Townsend expanded its business considerably under GTCR. At the time of GTCR’s acquisition, the firm was focused exclusively on real estate and managed or advised investor interests of more than $100 million. By the time GTCR announced the sale of its stake to NorthStar, Townsend had expanded into infrastructure, timber and agriculture, managed approximately $12.8 billion of assets and advised clients with real assets allocations totaling approximately $170 billion.

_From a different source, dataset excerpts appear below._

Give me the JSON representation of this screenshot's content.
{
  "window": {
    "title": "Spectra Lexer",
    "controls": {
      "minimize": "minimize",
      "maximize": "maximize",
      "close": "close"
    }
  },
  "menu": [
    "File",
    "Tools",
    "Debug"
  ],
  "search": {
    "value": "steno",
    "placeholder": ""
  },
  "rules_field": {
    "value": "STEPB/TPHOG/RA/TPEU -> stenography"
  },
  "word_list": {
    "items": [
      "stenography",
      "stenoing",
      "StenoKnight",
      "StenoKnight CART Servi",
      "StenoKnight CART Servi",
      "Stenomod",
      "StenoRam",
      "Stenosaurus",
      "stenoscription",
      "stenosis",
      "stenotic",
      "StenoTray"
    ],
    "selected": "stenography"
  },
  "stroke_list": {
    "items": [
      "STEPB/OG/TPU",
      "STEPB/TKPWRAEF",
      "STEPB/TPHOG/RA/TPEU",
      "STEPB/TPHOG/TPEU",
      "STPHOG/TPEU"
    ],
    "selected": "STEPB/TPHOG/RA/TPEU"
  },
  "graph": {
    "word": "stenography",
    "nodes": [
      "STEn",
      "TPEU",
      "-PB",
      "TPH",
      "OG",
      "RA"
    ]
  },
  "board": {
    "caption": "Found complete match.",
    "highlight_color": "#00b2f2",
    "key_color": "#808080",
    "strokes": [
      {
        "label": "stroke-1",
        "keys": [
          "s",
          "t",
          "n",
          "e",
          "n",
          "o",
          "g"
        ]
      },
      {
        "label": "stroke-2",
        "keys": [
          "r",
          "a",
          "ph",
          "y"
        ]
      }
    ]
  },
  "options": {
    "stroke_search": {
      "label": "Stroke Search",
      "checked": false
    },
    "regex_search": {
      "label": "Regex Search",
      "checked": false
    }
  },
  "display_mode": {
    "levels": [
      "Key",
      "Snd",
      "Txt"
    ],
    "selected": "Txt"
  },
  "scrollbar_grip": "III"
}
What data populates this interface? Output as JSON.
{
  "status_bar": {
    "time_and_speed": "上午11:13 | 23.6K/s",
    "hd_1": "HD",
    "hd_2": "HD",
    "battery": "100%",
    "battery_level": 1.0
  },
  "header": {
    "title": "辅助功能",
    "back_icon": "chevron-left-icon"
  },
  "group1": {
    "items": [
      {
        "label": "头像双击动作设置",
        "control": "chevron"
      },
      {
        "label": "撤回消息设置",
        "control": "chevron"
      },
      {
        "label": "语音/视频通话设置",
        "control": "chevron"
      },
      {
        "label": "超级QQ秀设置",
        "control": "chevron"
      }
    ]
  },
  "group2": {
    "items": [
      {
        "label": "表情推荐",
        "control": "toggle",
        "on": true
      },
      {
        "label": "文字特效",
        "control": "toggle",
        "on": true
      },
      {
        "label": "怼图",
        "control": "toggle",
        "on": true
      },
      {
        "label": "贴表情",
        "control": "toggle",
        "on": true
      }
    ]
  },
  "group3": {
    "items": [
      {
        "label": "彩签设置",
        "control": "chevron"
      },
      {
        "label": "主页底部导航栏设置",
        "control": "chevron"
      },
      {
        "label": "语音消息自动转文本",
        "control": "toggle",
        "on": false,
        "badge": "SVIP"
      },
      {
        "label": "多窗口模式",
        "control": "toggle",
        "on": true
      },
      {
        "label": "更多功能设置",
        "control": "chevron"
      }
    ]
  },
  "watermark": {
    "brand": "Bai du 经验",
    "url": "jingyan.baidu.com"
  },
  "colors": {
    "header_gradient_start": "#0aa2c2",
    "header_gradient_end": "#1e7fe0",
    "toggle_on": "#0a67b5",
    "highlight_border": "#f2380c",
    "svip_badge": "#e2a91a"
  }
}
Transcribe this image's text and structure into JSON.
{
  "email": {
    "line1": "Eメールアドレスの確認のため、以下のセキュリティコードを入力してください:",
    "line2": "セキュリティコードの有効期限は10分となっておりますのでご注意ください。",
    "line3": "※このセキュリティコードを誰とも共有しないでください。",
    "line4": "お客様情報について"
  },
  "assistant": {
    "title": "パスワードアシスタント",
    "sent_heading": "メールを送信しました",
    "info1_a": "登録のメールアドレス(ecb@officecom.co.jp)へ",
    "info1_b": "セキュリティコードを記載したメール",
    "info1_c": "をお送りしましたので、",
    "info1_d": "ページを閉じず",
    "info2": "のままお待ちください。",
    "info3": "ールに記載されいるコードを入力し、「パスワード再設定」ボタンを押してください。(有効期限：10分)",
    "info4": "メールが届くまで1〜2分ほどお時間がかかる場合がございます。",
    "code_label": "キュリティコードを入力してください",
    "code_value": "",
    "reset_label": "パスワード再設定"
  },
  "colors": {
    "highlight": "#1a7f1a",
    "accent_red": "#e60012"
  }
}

Its investment management platform, rather than its consulting business, moreover, had become the firm’s primary moneymaker, with the former accounting for 80 percent of its revenues.

For NorthStar, Townsend represented a missing piece of the puzzle as it has continued to build its real estate asset management platform. “It’s a very simple strategy: to grow revenues and earnings across a diversified portfolio, and to have multiple platforms across commercial real estate,” said Daniel Altscher, an equity analyst at FBR Capital Markets, an Arlington, Virginia-based advisory firm.

NorthStar already had public capital from managing NorthStar Realty Finance (NRF), a publicly-traded real estate investment trust (REIT); retail capital from its non-traded REITs; and property management fees through a 45 percent stake in Island Hospitality Management.

“The void has been in institutional capital,” said Altscher. “NorthStar hadn’t had large institutional capital, but now they do through Townsend.” Indeed, one of the benefits that NorthStar cited in acquiring Townsend was the latter’s significant investor and client base, which includes many of the world’s largest institutional investors.

Although Townsend is expected to further grow its business with NorthStar, that growth is likely to be broader in scope than it had been with GTCR, given its new parent company’s diverse product lines and investor base. “Public capital management and retail management at NSAM may be a way to expand for Townsend into other channels or other formats they weren’t familiar with,” says Altscher.

With NorthStar’s greater firepower – $24.7 billion in assets compared with GTCR’s $11.4 billion – Townsend’s new and richer parents certainly have the means to take it into new territory.